From 2003 – 2007, Speranza trained in community organizing programs with the Center for Progressive Leadership; PA Center for Women, Politics, and Public Policy; Wellstone Action; The League of Young Voters and the DNC Fifty-State Initiative. She was the program developer and trainer for “Creating Career Paths with Youth: More Choices than the Military,” for the American Friends Service Committee. She is one of 1000 people, chosen nationwide, to be trained by Al Gore and The Climate Project to give presentations on global warming.

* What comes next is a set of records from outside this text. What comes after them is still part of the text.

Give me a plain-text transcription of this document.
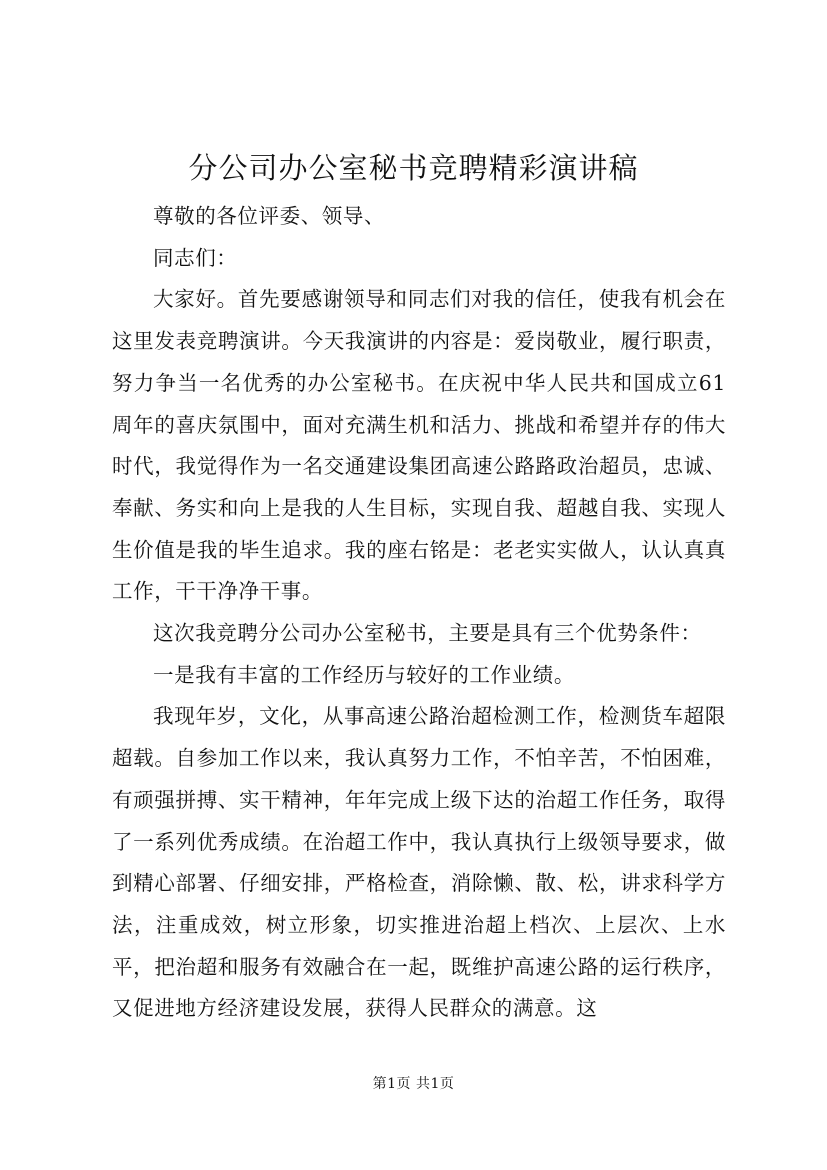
分公司办公室秘书竞聘精彩演讲稿

尊敬的各位评委、领导、

同志们：

大家好。首先要感谢领导和同志们对我的信任，使我有机会在这里发表竞聘演讲。今天我演讲的内容是：爱岗敬业，履行职责，努力争当一名优秀的办公室秘书。在庆祝中华人民共和国成立61周年的喜庆氛围中，面对充满生机和活力、挑战和希望并存的伟大时代，我觉得作为一名交通建设集团高速公路路政治超员，忠诚、奉献、务实和向上是我的人生目标，实现自我、超越自我、实现人生价值是我的毕生追求。我的座右铭是：老老实实做人，认认真真工作，干干净净干事。

这次我竞聘分公司办公室秘书，主要是具有三个优势条件：

一是我有丰富的工作经历与较好的工作业绩。

我现年岁，文化，从事高速公路治超检测工作，检测货车超限超载。自参加工作以来，我认真努力工作，不怕辛苦，不怕困难，有顽强拼搏、实干精神，年年完成上级下达的治超工作任务，取得了一系列优秀成绩。在治超工作中，我认真执行上级领导要求，做到精心部署、仔细安排，严格检查，消除懒、散、松，讲求科学方法，注重成效，树立形象，切实推进治超上档次、上层次、上水平，把治超和服务有效融合在一起，既维护高速公路的运行秩序，又促进地方经济建设发展，获得人民群众的满意。这

第1页 共1页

Speranza began exhibiting art in 1985 with solo and group shows followed by performance work, screenings, telematic and web-based art exchanges. Lucy Lippard, Robert Atkins, Elizabeth K. Menon and British scholar, Malcolm Miles have published her work (and her work with Lisa Link) in their anthologies. Her artist books are in both the Carnegie Mellon and the Art Institute of Chicago Joan Flasch Artist Book Collections. She has authored articles for the ARLIS Journal, Artcom Electronic Network and has presented at the Metanexus Institute Conference, the Invencao Conference and the Museum Network Conference, among other symposia. She has developed coursework and taught classes at Central Michigan University, Carnegie Mellon, Carlow University, Pittsburgh Filmmakers, the Andy Warhol Museum and the Art Institute of Pittsburgh. She has administered programming for the Wexner Center, the Greater Columbus Arts Council and the City of Pittsburgh’s Arts in the Parks.